Car ces masses auxquelles un gouvernement socialiste ferait appel n’auraient plus l’aspect de cette inondation puissante, mais endiguée, qu’organisait le Front populaire et dont les Parisiens déjà ne s’effrayaient plus. Aujourd’hui, le même pouvoir qui déchaînera cette force tiendra en main la police et l’armée: il ne saurait à la fois recourir à l’émeute et lui opposer les gardiens de l’ordre. Qu’on le sache bien: ceux qui descendront dans la rue désormais y descendront en maîtres.
Il ne s’agira plus d’une manifestation, mais d’une de ces “journées” dont les dates demeurent inscrites sur le mur de l’Histoire pour y marquer les diverses crues de la Révolution. En 1924, le chef d’un gouvernement radical et tous ses ministres escortèrent au Panthéon les cendres de Jaurès; il n’en fallut pas plus: la foule devint grondante et menaçante et la panique de Paris gagna la France entière.
On ne peut à la fois s’appuyer sur l’émeute et la juguler. Le jour où, après avoir appelé à son secours la masse populaire, le président du Conseil socialiste en serait réduit à lui opposer la force armée, il serait balayé et, selon une loi inéluctable, d’autres chefs naîtraient de l’émeute même qui, ceux-là, ne distingueraient plus Léon Blum de Pierre Laval ou de Louis Marin.
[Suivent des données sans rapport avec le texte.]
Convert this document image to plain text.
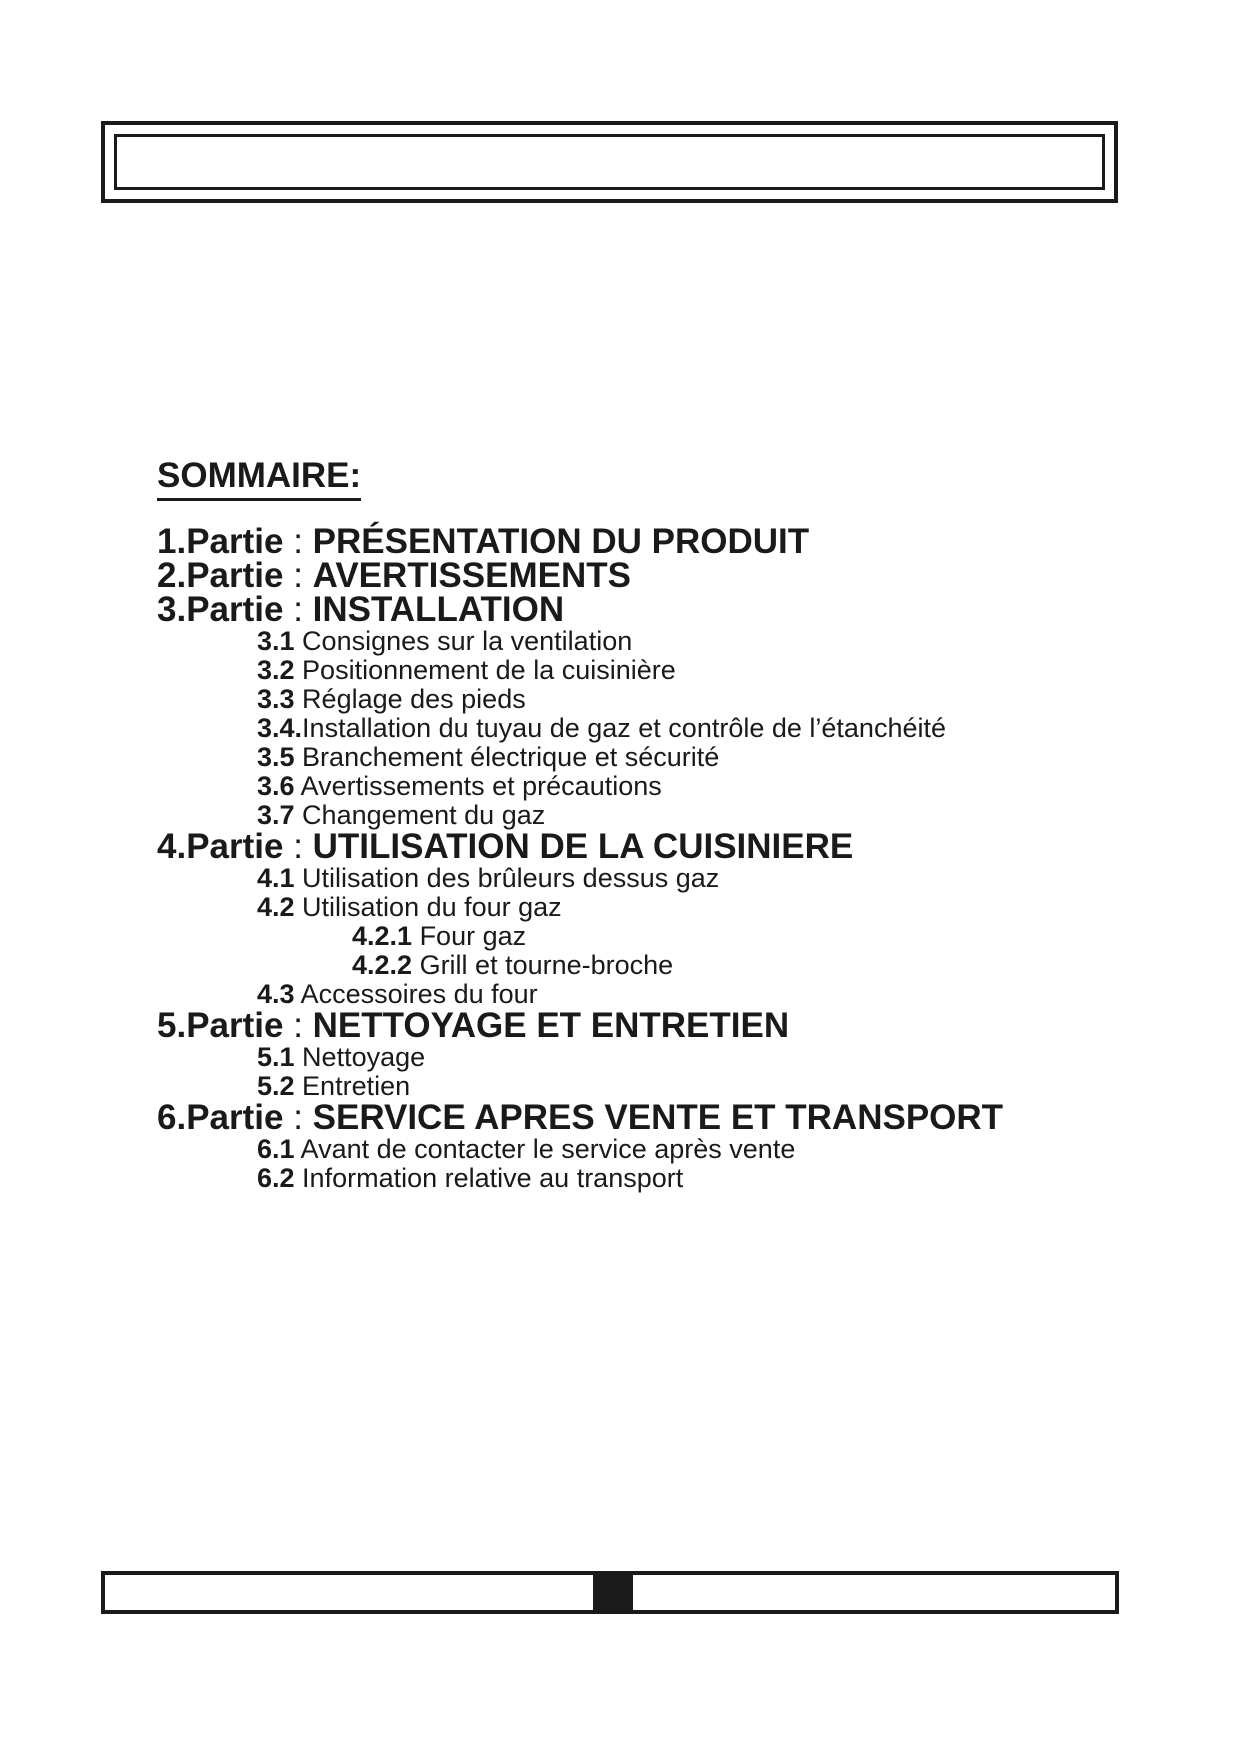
SOMMAIRE:
1.Partie : PRÉSENTATION DU PRODUIT
2.Partie : AVERTISSEMENTS
3.Partie : INSTALLATION
3.1 Consignes sur la ventilation
3.2 Positionnement de la cuisinière
3.3 Réglage des pieds
3.4.Installation du tuyau de gaz et contrôle de l’étanchéité
3.5 Branchement électrique et sécurité
3.6 Avertissements et précautions
3.7 Changement du gaz
4.Partie : UTILISATION DE LA CUISINIERE
4.1 Utilisation des brûleurs dessus gaz
4.2 Utilisation du four gaz
4.2.1 Four gaz
4.2.2 Grill et tourne-broche
4.3 Accessoires du four
5.Partie : NETTOYAGE ET ENTRETIEN
5.1 Nettoyage
5.2 Entretien
6.Partie : SERVICE APRES VENTE ET TRANSPORT
6.1 Avant de contacter le service après vente
6.2 Information relative au transport
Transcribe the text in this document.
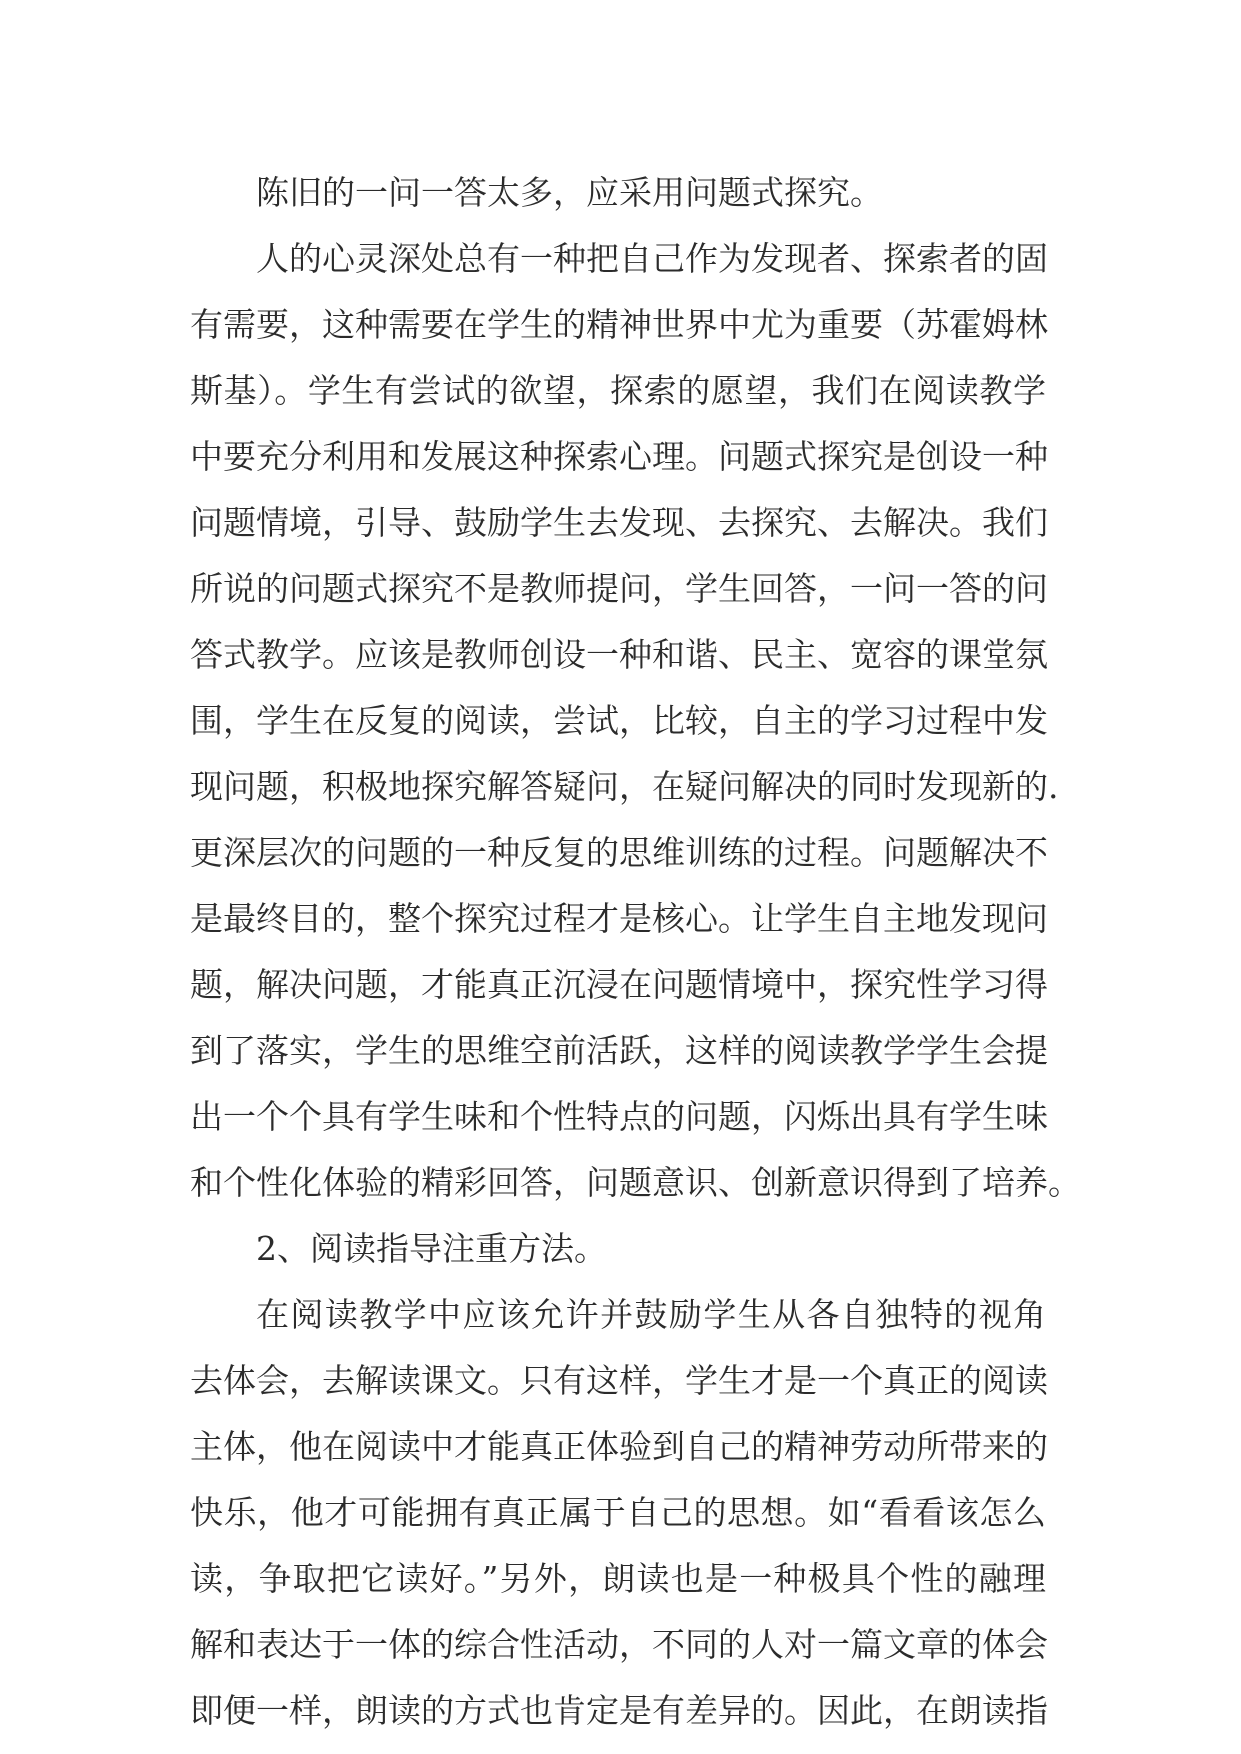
陈旧的一问一答太多，应采用问题式探究。
人的心灵深处总有一种把自己作为发现者、探索者的固
有需要，这种需要在学生的精神世界中尤为重要（苏霍姆林
斯基）。学生有尝试的欲望，探索的愿望，我们在阅读教学
中要充分利用和发展这种探索心理。问题式探究是创设一种
问题情境，引导、鼓励学生去发现、去探究、去解决。我们
所说的问题式探究不是教师提问，学生回答，一问一答的问
答式教学。应该是教师创设一种和谐、民主、宽容的课堂氛
围，学生在反复的阅读，尝试，比较，自主的学习过程中发
现问题，积极地探究解答疑问，在疑问解决的同时发现新的.
更深层次的问题的一种反复的思维训练的过程。问题解决不
是最终目的，整个探究过程才是核心。让学生自主地发现问
题，解决问题，才能真正沉浸在问题情境中，探究性学习得
到了落实，学生的思维空前活跃，这样的阅读教学学生会提
出一个个具有学生味和个性特点的问题，闪烁出具有学生味
和个性化体验的精彩回答，问题意识、创新意识得到了培养。
2、阅读指导注重方法。
在阅读教学中应该允许并鼓励学生从各自独特的视角
去体会，去解读课文。只有这样，学生才是一个真正的阅读
主体，他在阅读中才能真正体验到自己的精神劳动所带来的
快乐，他才可能拥有真正属于自己的思想。如“看看该怎么
读，争取把它读好。”另外，朗读也是一种极具个性的融理
解和表达于一体的综合性活动，不同的人对一篇文章的体会
即便一样，朗读的方式也肯定是有差异的。因此，在朗读指
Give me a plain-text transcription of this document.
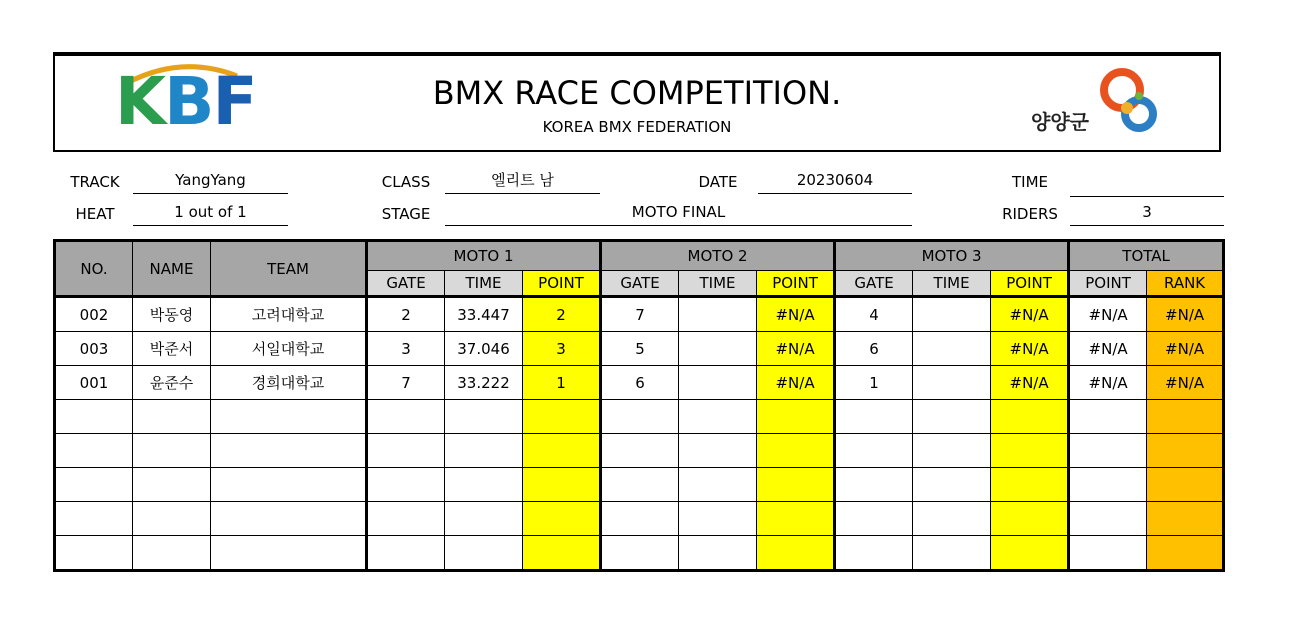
KBF	BMX RACE COMPETITION.
KOREA BMX FEDERATION	양양군
TRACK	YangYang	CLASS	엘리트 남	DATE	20230604	TIME
HEAT	1 out of 1	STAGE	MOTO FINAL	RIDERS	3
NO.	NAME	TEAM	MOTO 1			MOTO 2			MOTO 3			TOTAL	
			GATE	TIME	POINT	GATE	TIME	POINT	GATE	TIME	POINT	POINT	RANK
002	박동영	고려대학교	2	33.447	2	7		#N/A	4		#N/A	#N/A	#N/A
003	박준서	서일대학교	3	37.046	3	5		#N/A	6		#N/A	#N/A	#N/A
001	윤준수	경희대학교	7	33.222	1	6		#N/A	1		#N/A	#N/A	#N/A
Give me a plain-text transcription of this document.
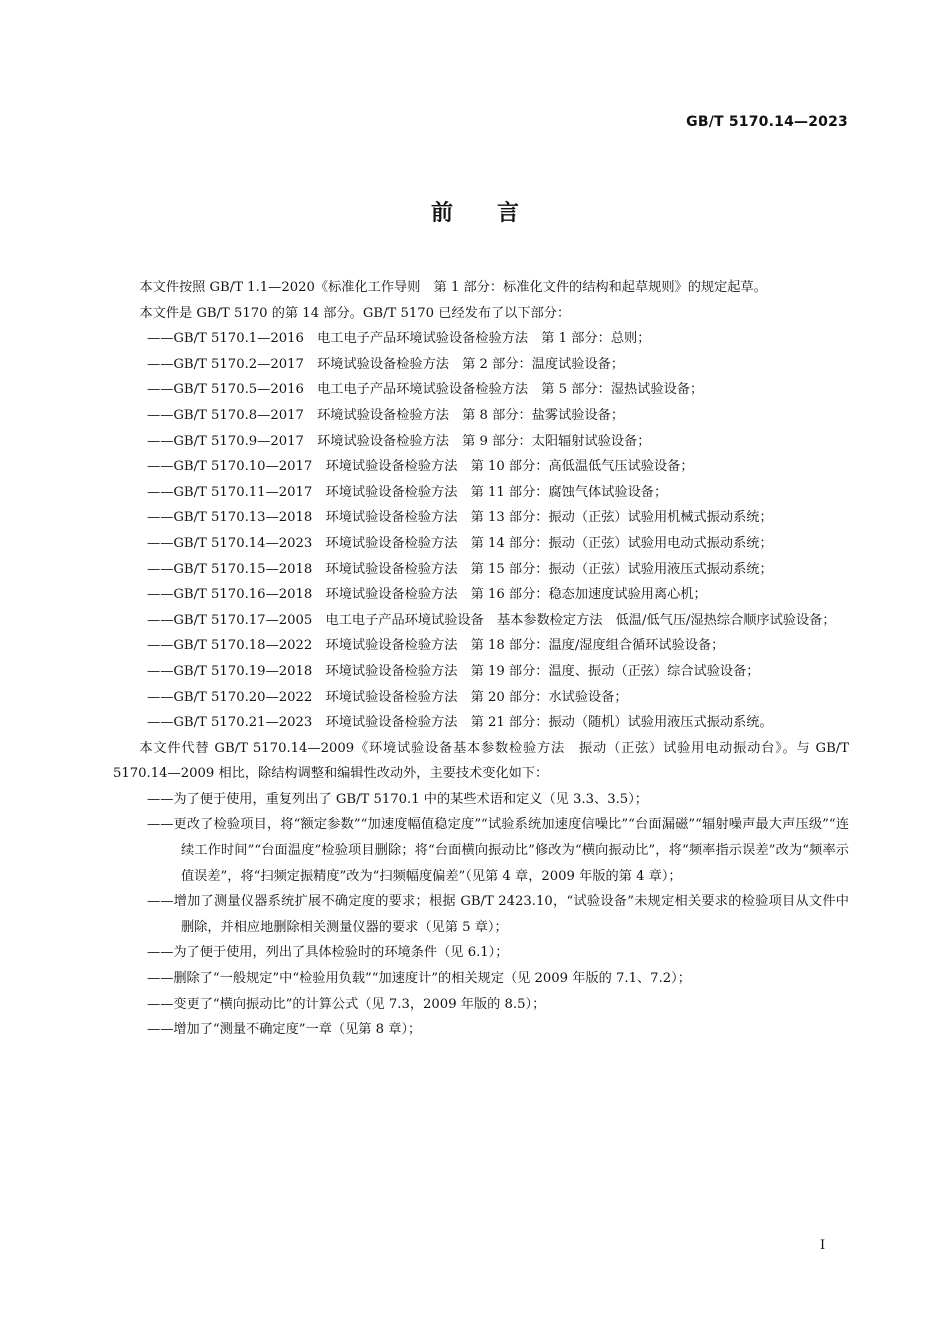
GB/T 5170.14—2023
前言
本文件按照 GB/T 1.1—2020《标准化工作导则　第 1 部分：标准化文件的结构和起草规则》的规定起草。
本文件是 GB/T 5170 的第 14 部分。GB/T 5170 已经发布了以下部分：
——GB/T 5170.1—2016　电工电子产品环境试验设备检验方法　第 1 部分：总则；
——GB/T 5170.2—2017　环境试验设备检验方法　第 2 部分：温度试验设备；
——GB/T 5170.5—2016　电工电子产品环境试验设备检验方法　第 5 部分：湿热试验设备；
——GB/T 5170.8—2017　环境试验设备检验方法　第 8 部分：盐雾试验设备；
——GB/T 5170.9—2017　环境试验设备检验方法　第 9 部分：太阳辐射试验设备；
——GB/T 5170.10—2017　环境试验设备检验方法　第 10 部分：高低温低气压试验设备；
——GB/T 5170.11—2017　环境试验设备检验方法　第 11 部分：腐蚀气体试验设备；
——GB/T 5170.13—2018　环境试验设备检验方法　第 13 部分：振动（正弦）试验用机械式振动系统；
——GB/T 5170.14—2023　环境试验设备检验方法　第 14 部分：振动（正弦）试验用电动式振动系统；
——GB/T 5170.15—2018　环境试验设备检验方法　第 15 部分：振动（正弦）试验用液压式振动系统；
——GB/T 5170.16—2018　环境试验设备检验方法　第 16 部分：稳态加速度试验用离心机；
——GB/T 5170.17—2005　电工电子产品环境试验设备　基本参数检定方法　低温/低气压/湿热综合顺序试验设备；
——GB/T 5170.18—2022　环境试验设备检验方法　第 18 部分：温度/湿度组合循环试验设备；
——GB/T 5170.19—2018　环境试验设备检验方法　第 19 部分：温度、振动（正弦）综合试验设备；
——GB/T 5170.20—2022　环境试验设备检验方法　第 20 部分：水试验设备；
——GB/T 5170.21—2023　环境试验设备检验方法　第 21 部分：振动（随机）试验用液压式振动系统。
本文件代替 GB/T 5170.14—2009《环境试验设备基本参数检验方法　振动（正弦）试验用电动振动台》。与 GB/T 5170.14—2009 相比，除结构调整和编辑性改动外，主要技术变化如下：
——为了便于使用，重复列出了 GB/T 5170.1 中的某些术语和定义（见 3.3、3.5）；
——更改了检验项目，将“额定参数”“加速度幅值稳定度”“试验系统加速度信噪比”“台面漏磁”“辐射噪声最大声压级”“连续工作时间”“台面温度”检验项目删除；将“台面横向振动比”修改为“横向振动比”，将“频率指示误差”改为“频率示值误差”，将“扫频定振精度”改为“扫频幅度偏差”（见第 4 章，2009 年版的第 4 章）；
——增加了测量仪器系统扩展不确定度的要求；根据 GB/T 2423.10，“试验设备”未规定相关要求的检验项目从文件中删除，并相应地删除相关测量仪器的要求（见第 5 章）；
——为了便于使用，列出了具体检验时的环境条件（见 6.1）；
——删除了“一般规定”中“检验用负载”“加速度计”的相关规定（见 2009 年版的 7.1、7.2）；
——变更了“横向振动比”的计算公式（见 7.3，2009 年版的 8.5）；
——增加了“测量不确定度”一章（见第 8 章）；
I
Un gouvernement socialiste a tout à craindre de la rue, parce qu’il est désarmé contre elle. La règle du jeu, de l’horrible jeu, lui interdit ce qui est permis aux ministres radicaux. Ceux-ci ont souvent tiré quelque orgueil d’avoir maintenu l’ordre durement. Certains même en ont tiré profit: le brutal Clemenceau dut à sa poigne une part de son prestige. Mais, pour un gouvernement socialiste, toute victoire remportée sur la foule furieuse équivaudrait à un arrêt de mort.
M. Léon Blum a raison de l’affirmer: il n’aurait pas besoin de deux appels pour précipiter dans la rue les masses populaires. Seulement a-t-il réfléchi qu’elles y peuvent descendre sans être appelées par lui? D’autres voix que la sienne, plus puissantes que la sienne, s’élèveront. Ceux qui ne veulent pas partager la responsabilité du pouvoir ne lui demanderont peut-être pas son avis pour déchaîner la tempête.
“La menace des clubs”, écrivais-je l’autre jour. Elle se précise terriblement. On ne saurait trop méditer le passage, que l’on trouvera reproduit plus loin, d’un article de M. Jacques Duclos, publié hier dans l’Humanité.
De ce peuple soviétisé sur lequel le ministère S.F.I.O. s’appuiera, M. Léon Blum n’est donc pas l’unique chef. Plusieurs qui ne connaîtront pas les entraves du pouvoir n’auront d’autres raisons de ne point s’abandonner aux excès que le souci de ne causer nul embarras au chef du gouvernement. Mais que ce sera tentant pour eux d’obliger M. Léon Blum à défendre l’ordre et de le condamner à faire bon gré mal gré figure d’homme de droite!
Nous n’avons aucune raison de ne point croire sincère le futur président du Conseil quand il écrit: “Si nous réussissons, tout le monde en profitera…” Au point où en sont venues les choses, ce que nous redoutons, ce n’est pas que M. Léon Blum soit le maître, mais au contraire qu’il ne le soit pas assez.